Autre Warhol imposant de ces grandes ventes d’automne: une interprétation des portraits officiels de Mao aux lèvres rouge vif, réalisée en 1972 après la visite du président américain Richard Nixon en Chine, évaluée entre 30 et 40 millions de dollars.
Ce « Mao » jamais exposé depuis 1973 sera l’une des stars jeudi chez Sotheby’s, avec également un triptyque de Francis Bacon de 1966, « Three Studies of George Dyer », évalué entre 35 et 45 millions.
Pour ces ventes d’automne dont les recettes devraient dépasser largement le milliard de dollars, Christie’s et Sotheby’s se félicitent d’un marché « équilibré » entre l’Asie, l’Europe et les États-Unis, soutenu par une série d’œuvres de renom sorties du circuit depuis des décennies.
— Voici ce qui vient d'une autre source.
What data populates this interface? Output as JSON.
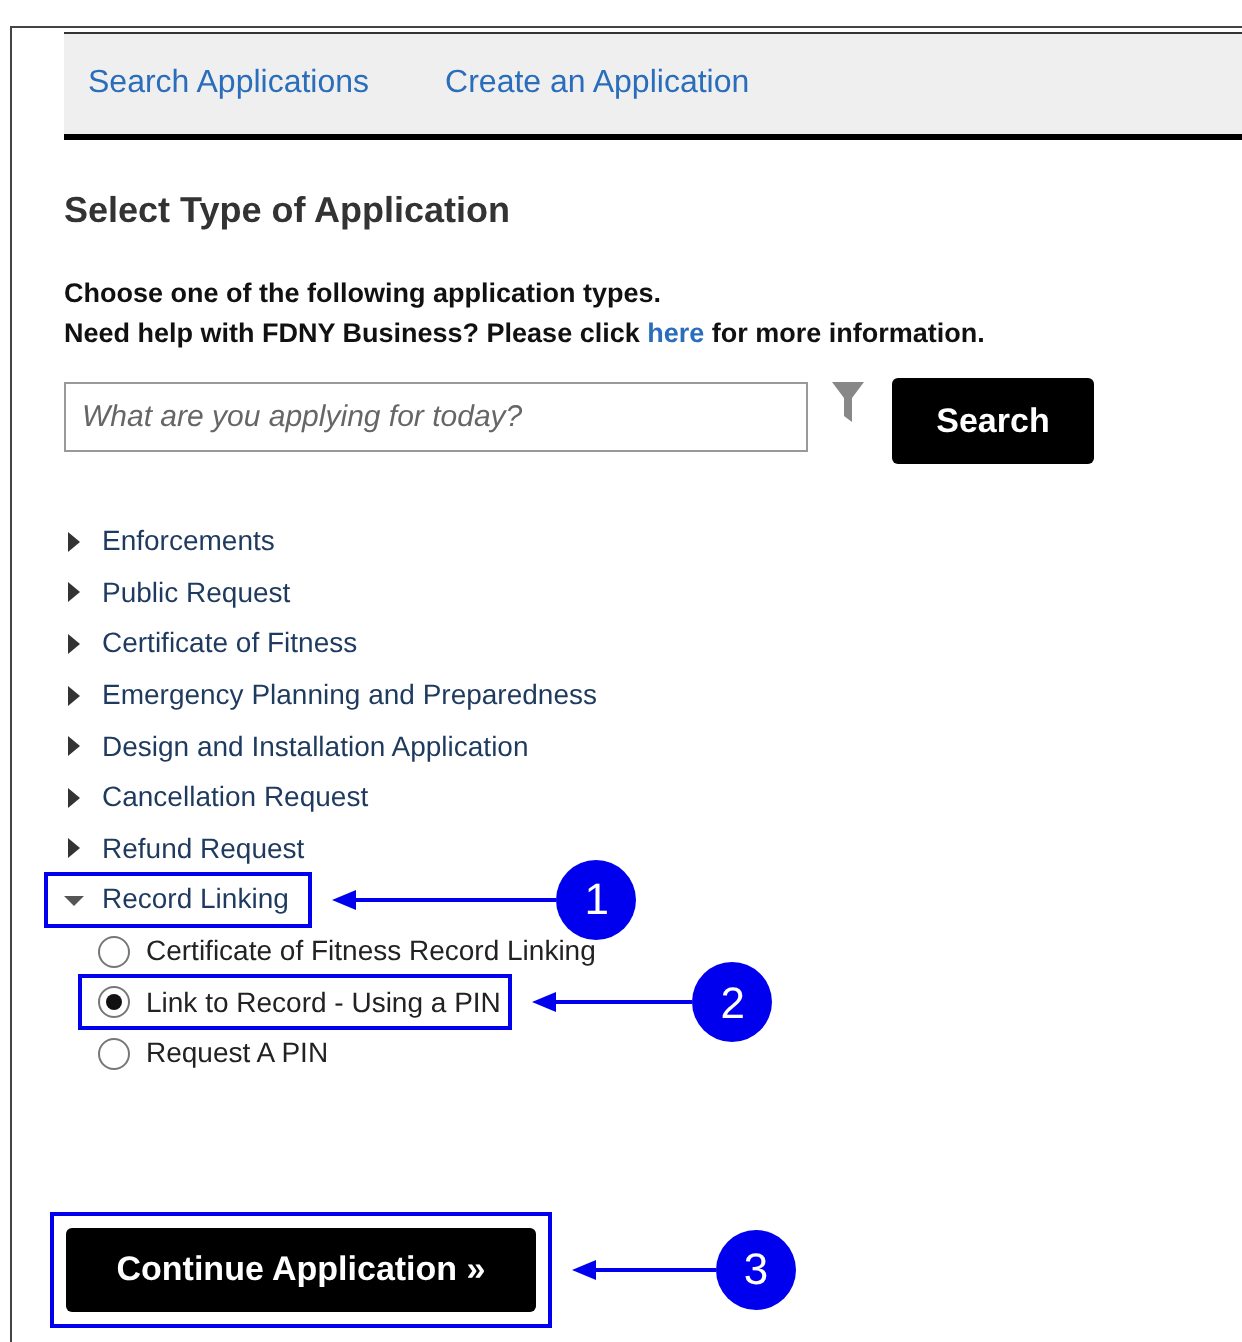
{
  "nav": {
    "tabs": [
      {
        "label": "Search Applications"
      },
      {
        "label": "Create an Application"
      }
    ]
  },
  "heading": "Select Type of Application",
  "intro": {
    "line": "Choose one of the following application types.",
    "help": {
      "before": "Need help with FDNY Business? Please click",
      "link": "here",
      "after": "for more information."
    }
  },
  "search": {
    "placeholder": "What are you applying for today?",
    "button": "Search"
  },
  "tree": [
    {
      "label": "Enforcements",
      "expanded": false
    },
    {
      "label": "Public Request",
      "expanded": false
    },
    {
      "label": "Certificate of Fitness",
      "expanded": false
    },
    {
      "label": "Emergency Planning and Preparedness",
      "expanded": false
    },
    {
      "label": "Design and Installation Application",
      "expanded": false
    },
    {
      "label": "Cancellation Request",
      "expanded": false
    },
    {
      "label": "Refund Request",
      "expanded": false
    },
    {
      "label": "Record Linking",
      "expanded": true,
      "callout": "1",
      "children": [
        {
          "label": "Certificate of Fitness Record Linking",
          "selected": false
        },
        {
          "label": "Link to Record - Using a PIN",
          "selected": true,
          "callout": "2"
        },
        {
          "label": "Request A PIN",
          "selected": false
        }
      ]
    }
  ],
  "continue_button": {
    "label": "Continue Application »",
    "callout": "3"
  }
}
« Contraste de formes », une composition abstraite de Fernand Léger de 1913 évaluée par Christie’s aux environs de 65 millions de dollars, sera l’une des vedettes lundi, avec le « Laboureur dans un champ » de Van Gogh, peint depuis la fenêtre du sanatorium de Saint Rémy où séjournait le Hollandais en 1889, estimé à 50 millions.
Sans atteindre de tels montants, « Les Amoureux » de Chagall, réalisé lors d’une période particulièrement heureuse du peintre de Vitebsk, est estimé entre 12 et 18 millions de dollars. Il n’a pas changé de mains depuis 1928.
« Le marché des Chagall n’est jamais monté très haut car les maisons d’enchères n’arrivaient pas à mettre la main sur des tableaux vraiment forts mais, là, pour une fois, on en tient un », estime Grégoire Billault, vice-président de Sotheby’s.
Exceptionnellement, Sotheby’s a ajouté à ces ventes une voiture de course, une Ferrari qui remporta le Grand Prix de F1 de Monaco en 2001, avec Michael Schumacher au volant. Estimée entre 4 et 5 millions, elle sera adjugée jeudi.
« Ce n’est pas une œuvre d’art », reconnaît Grégoire Billault, mais « on a tous grandi avec des voitures, rêvé de voitures, et j’ai pensé que ce serait bien de faire un petit clin d’oeil ».